En la cruzada ideológica contra el soberanismo es recurrente señalarlo como discurso del pasado. Va contra el futuro del mundo y de Europa, dice Rajoy, es “desandar la historia”, sentencia Vargas Llosa. Y, sin embargo, uno y otro afirman solemnemente la soberanía del pueblo español. Díganlo sin eufemismos: el soberanismo es bueno si sirve para defender el status quo; es retrógrado si pretende cambiarlo. ¿Qué sabemos del sentido de la historia, si es que a estas alturas todavía hay quien cree que la historia tiene sentido? El voto escocés es elocuente: la unidad británica la han salvado los mayores de 65 años, los jóvenes votaron masivamente por el sí. No sé quién está con la historia. Pero por mucho que la melancolía nos induzca a los mayores a pensar que nuestros hijos errarán sin nosotros, el futuro les pertenece. Y son ellos los que decidirán.
El recurso al nacionalismo como tópico exclusivo de la crítica al proceso soberanista se completa con el discurso de la manipulación y del adoctrinamiento de los ciudadanos. ¿Es que no es adoctrinamiento la escuela del nacional catolicismo emprendedor de Wert? ¿Es que no es adoctrinamiento la restauración conservadora del PP? ¿Cómo se quiere seducir políticamente a unos ciudadanos a los que se desprecia presentándolos sistemáticamente como borregos? Toda gran movilización de masas es kitsch. No es precisamente la sutileza estética lo que las caracteriza. Pero la política democrática requiere de espacios compartidos y de territorios en común. El equilibrio entre la autonomía del individuo y la multitud siempre es complicado, pero nadie ha conquistado un solo derecho por sí solo.

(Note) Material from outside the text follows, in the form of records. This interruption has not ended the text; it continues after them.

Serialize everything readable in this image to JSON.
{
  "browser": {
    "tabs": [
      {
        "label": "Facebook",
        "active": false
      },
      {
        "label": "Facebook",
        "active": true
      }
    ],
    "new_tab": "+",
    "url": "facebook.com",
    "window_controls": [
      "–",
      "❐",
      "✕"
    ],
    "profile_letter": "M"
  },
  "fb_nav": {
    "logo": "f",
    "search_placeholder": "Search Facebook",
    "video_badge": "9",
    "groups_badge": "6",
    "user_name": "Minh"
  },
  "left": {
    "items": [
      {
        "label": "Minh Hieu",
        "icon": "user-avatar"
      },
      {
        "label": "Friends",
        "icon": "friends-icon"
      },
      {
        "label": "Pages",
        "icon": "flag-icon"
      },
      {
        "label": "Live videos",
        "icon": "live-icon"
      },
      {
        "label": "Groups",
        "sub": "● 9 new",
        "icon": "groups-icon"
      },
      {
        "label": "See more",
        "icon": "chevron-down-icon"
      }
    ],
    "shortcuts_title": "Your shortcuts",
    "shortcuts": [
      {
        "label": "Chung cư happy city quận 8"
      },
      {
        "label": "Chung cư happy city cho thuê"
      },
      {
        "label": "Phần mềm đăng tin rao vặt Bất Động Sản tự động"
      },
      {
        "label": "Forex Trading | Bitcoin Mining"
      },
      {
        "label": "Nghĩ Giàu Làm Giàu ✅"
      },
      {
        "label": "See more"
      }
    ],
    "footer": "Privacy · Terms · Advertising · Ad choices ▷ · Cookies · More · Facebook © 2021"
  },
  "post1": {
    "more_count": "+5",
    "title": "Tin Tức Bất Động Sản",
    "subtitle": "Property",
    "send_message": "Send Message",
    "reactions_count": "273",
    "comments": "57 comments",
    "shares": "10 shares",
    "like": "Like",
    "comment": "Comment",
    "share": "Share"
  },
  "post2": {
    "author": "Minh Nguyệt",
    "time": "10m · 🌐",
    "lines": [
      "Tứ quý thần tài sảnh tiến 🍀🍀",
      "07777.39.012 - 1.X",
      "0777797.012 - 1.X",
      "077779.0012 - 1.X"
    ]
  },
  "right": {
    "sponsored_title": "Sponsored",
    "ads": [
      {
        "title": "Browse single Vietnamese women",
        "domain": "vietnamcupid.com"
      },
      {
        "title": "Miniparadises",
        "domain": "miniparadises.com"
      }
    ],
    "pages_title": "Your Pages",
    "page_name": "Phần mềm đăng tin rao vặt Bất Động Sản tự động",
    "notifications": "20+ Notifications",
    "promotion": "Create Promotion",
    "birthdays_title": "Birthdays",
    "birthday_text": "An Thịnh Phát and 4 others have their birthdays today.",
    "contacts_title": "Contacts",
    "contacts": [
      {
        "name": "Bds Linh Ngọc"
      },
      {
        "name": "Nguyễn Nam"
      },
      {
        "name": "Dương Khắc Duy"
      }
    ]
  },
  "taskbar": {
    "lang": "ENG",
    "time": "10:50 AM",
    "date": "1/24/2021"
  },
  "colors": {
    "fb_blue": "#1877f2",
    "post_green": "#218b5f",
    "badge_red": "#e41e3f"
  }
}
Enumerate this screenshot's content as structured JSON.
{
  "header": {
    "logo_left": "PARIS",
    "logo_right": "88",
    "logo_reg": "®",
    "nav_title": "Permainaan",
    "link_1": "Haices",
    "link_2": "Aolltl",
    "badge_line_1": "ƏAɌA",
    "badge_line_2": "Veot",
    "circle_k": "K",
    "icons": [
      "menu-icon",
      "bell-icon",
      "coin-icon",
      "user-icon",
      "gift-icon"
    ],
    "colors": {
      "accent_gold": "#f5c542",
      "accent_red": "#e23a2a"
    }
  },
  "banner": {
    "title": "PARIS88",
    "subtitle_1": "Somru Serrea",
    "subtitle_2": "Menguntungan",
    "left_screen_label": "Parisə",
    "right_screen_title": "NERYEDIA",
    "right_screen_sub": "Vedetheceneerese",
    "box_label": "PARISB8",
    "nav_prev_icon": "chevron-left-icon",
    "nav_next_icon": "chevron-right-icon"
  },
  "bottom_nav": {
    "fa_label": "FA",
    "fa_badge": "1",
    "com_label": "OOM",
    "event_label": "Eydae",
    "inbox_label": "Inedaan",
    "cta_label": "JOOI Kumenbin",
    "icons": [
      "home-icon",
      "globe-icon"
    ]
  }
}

En Escocia se ha visto la virtualidad clarificadora del voto. Y aquí seguimos con constantes apelaciones genéricas al diálogo que de tanto repetirlas ya da vergüenza ajena. Rajoy tuvo una petición del Parlamento catalán y el Parlamento español la rechazó frontalmente sin querer ni entrar a hablar. El presidente ha rechazado la consulta y promulgado su inconstitucionalidad antes de que los documentos pertinentes fueran aprobados, en flagrante presión sobre el Tribunal Constitucional que, una vez más, se ve en el papel subalterno de resolver las querellas que los políticos son incapaces de dirimir. ¿Sin el reconocimiento del otro y los protocolos de comunicación básicos de que quieren hablar? Jugar la carta del repertorio de imprecaciones entre nacionalismos, de las bizantinas discusiones sobre la superioridad moral de unos y otros, y de las ridículas disquisiciones sobre quién representa el sentido de la historia y quién es el regreso al pasado, esconde un propósito muy simple: sustituir la política por el imperio de la ley. ¿Es este el sentido de la historia que algunos reclaman?